The design festival HAND.KOPF.WERK in Salzburg saw Austrian designer Thomas Feichtner and the tradition-steeped umbrella manufactory Kirchtag joined forces for a project together. The outcome of their spontaneous collaboration was CREST, an umbrella stand.
For over 100 years, the Salzburg-based handcrafting business Kirchtag has produced rain umbrellas at its workshop on Getreidegasse, where parts of the workshop walls are over 1,000 years old. The canes are bent over steam before being fitted with stretchers. The cloth is hand-cut and sewn. An aura of handcrafting history thus surrounds each of these unique items.
“The Kirchtag umbrella is such a precise and perfectly developed product in and of itself that I, as a designer, wouldn’t want to make any design-related changes to it; instead, I thought of expanding it,” says Feichtner. On his very first visit to this manufactory, the designer took note of the pinkish-red floor made from the Adnet limestone so typical of Salzburg. Inspired by this material, Feichtner designed an umbrella stand that is small but all the weightier and precisely adapted to the dimensions of Kirchtag’s hand-crafted umbrellas.

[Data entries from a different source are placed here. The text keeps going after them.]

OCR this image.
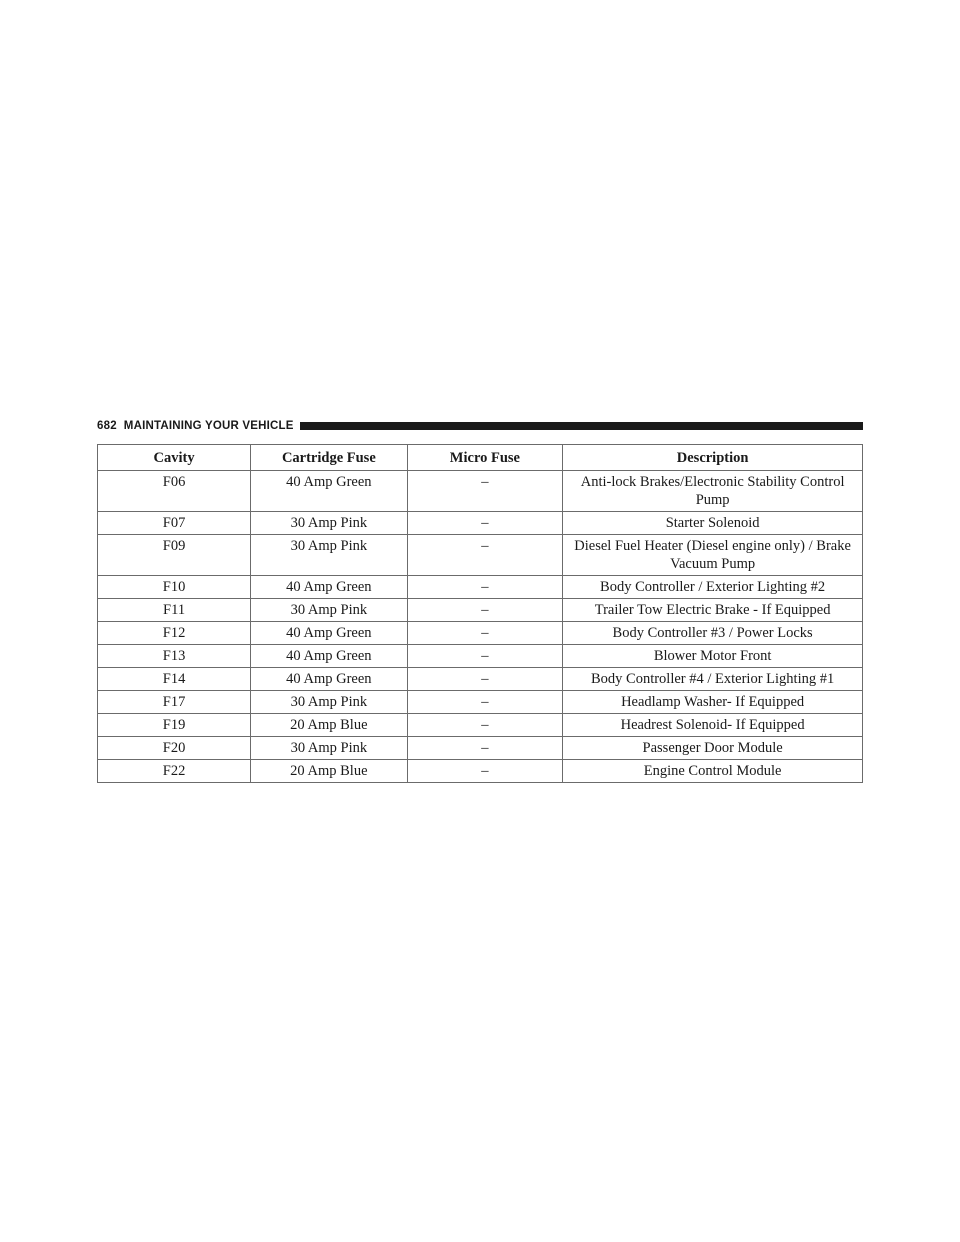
682 MAINTAINING YOUR VEHICLE
Cavity	Cartridge Fuse	Micro Fuse	Description
F06	40 Amp Green	–	Anti-lock Brakes/Electronic Stability Control Pump
F07	30 Amp Pink	–	Starter Solenoid
F09	30 Amp Pink	–	Diesel Fuel Heater (Diesel engine only) / Brake Vacuum Pump
F10	40 Amp Green	–	Body Controller / Exterior Lighting #2
F11	30 Amp Pink	–	Trailer Tow Electric Brake - If Equipped
F12	40 Amp Green	–	Body Controller #3 / Power Locks
F13	40 Amp Green	–	Blower Motor Front
F14	40 Amp Green	–	Body Controller #4 / Exterior Lighting #1
F17	30 Amp Pink	–	Headlamp Washer- If Equipped
F19	20 Amp Blue	–	Headrest Solenoid- If Equipped
F20	30 Amp Pink	–	Passenger Door Module
F22	20 Amp Blue	–	Engine Control Module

With CREST, Kirchtag customers can position their umbrellas within reach and anywhere they please. The name “Crest” refers to a peak or a crown(ing) and is meant as a tribute to Kirchtag’s perfect product. Feichtner’s design consists of two triangles rotated inside each other and conically tapered upwards. This interplay of surfaces, lines, and edges amounts to an independent and memorable formal approach. The hole is cut to match the distinctive shape of Kirchtag umbrellas’ top ends. And the material used is appropriate not only in terms of shape and weight, but also in terms of Kirchtag’s history. A special piece indeed for umbrella aficionados.